Chen-Fu Chien, Yung-Chen Tai, and Yun-Siang Lin
As key component of electronic products, the importance of printed circuit boards (PCBs) has increased with the development of technology. With the rise of new technologies, the demand and importance for PCBs is also rising. With development of electronic products towards size shrinking, combined with the demand of transmission rate and computing power, PCB manufacturing becomes sophisticated, thus requiring more effective quality control methods. The quality of PCBs will directly affect the performance and reliability of back-end products, more precise manufacturing and more effective quality control are required. Solder resist is a surface coating of PCB and is one of the important processes. Above it, some parts need to be excluded from being covered, called solder resist opening (SRO). The size of SRO is a critical quality characteristic, as PCBs become increasingly shrinking, the size of the SRO is also becoming smaller. If the manufactured SRO size is out of specification, it may cause abnormalities during subsequent soldering, resulting in product scrap and yield loss. However, quality control of SRO size is complicated. SRO is affected by multiple processes and can only be measured after the last process, so the inspection must go through a pilot production, leading to material cost for inspection. Besides, the variance of incoming material, solder resist ink, is comparatively high, thus different SRO size compensation values are required for each incoming material batch. To control the quality and confirm the compensation value setting, manufacturers need to carry out stages of pilot runs and inspections, which consumes material costs and time.

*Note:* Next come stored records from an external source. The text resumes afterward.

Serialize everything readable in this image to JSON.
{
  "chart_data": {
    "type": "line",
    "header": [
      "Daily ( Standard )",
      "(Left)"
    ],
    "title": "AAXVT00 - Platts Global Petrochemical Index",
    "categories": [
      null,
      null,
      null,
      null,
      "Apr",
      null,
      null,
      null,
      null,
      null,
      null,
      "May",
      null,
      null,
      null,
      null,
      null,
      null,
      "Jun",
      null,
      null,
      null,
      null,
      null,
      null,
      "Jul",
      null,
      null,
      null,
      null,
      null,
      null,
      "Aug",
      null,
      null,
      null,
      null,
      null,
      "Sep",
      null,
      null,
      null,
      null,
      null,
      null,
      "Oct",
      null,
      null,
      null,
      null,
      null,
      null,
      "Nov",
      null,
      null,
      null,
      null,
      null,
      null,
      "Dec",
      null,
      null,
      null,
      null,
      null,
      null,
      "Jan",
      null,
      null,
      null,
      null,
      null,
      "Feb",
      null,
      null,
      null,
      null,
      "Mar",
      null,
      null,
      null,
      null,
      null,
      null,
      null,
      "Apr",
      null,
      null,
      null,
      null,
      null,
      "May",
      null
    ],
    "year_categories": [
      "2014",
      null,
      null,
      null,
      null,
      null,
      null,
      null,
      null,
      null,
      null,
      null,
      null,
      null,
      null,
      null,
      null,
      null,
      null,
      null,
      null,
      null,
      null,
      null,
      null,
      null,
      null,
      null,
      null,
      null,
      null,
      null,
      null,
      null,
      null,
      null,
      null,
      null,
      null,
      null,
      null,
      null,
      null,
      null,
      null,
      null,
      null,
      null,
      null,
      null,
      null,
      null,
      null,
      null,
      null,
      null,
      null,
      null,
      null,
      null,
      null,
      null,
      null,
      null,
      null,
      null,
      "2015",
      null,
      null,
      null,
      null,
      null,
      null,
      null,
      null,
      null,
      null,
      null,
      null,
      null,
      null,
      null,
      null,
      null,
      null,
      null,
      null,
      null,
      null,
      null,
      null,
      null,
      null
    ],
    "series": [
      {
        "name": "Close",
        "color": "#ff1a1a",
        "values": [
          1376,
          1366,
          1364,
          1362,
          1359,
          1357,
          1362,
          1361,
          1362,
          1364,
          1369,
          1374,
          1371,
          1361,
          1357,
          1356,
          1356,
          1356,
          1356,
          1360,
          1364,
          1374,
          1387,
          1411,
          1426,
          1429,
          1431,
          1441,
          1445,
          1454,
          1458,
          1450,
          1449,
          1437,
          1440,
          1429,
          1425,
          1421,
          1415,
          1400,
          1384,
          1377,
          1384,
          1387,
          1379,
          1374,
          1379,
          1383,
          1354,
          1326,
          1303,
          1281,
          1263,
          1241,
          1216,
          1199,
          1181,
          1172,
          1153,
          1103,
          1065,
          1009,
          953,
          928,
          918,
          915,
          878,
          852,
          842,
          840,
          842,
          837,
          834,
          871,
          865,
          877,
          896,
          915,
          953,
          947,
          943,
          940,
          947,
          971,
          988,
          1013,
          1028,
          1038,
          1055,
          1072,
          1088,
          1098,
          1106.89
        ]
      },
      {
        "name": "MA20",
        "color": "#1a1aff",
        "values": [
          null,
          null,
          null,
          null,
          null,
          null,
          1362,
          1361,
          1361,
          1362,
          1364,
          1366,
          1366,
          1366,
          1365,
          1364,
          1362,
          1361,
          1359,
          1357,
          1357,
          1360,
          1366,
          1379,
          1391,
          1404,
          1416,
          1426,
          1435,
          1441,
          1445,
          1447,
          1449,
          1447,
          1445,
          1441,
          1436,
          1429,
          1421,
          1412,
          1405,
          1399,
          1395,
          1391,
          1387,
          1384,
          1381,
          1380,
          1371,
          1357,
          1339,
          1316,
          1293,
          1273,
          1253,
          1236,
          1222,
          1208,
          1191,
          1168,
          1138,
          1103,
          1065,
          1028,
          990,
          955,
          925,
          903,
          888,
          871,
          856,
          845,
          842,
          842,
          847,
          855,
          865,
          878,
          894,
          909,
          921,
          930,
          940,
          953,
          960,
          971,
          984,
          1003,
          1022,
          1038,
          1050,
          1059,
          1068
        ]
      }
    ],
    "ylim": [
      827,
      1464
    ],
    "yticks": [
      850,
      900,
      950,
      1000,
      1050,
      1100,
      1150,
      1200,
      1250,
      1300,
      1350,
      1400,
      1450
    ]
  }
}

In response to actual measurement problems, virtual metrology (VM) has been proposed to achieve in-line prediction of target quality characteristic, yet little research exists for PCB manufacturing. Little VM research has been conducted to propose VM framework for PCB manufacturing. In practical application, the uncertainty of VM model prediction and the cost of model update are faced, so the VM framework needs to be integrated with the process of batch compensation value determination based on domain knowledge. If VM is used instead of actual inspection, the pilot run material cost can be reduced and the capacity loss due to inspection can be decreased. This study develops a decision-based VM framework for SRO size, which combined feature selection, prediction model, and the decision process of compensation value determination. In addition, a confidence indicator is proposed to evaluate the reliability of predicted values, which also used as a reference for the model update mechanism to achieve a trade-off between model stability and update cost. An empirical study was conducted in a PCB manufacturing company. The result shows that the framework can help engineers to make decision on compensation values, further replace physical inspections to improve the efficiency of quality control and help PCB manufacturing industry to move towards intelligent production.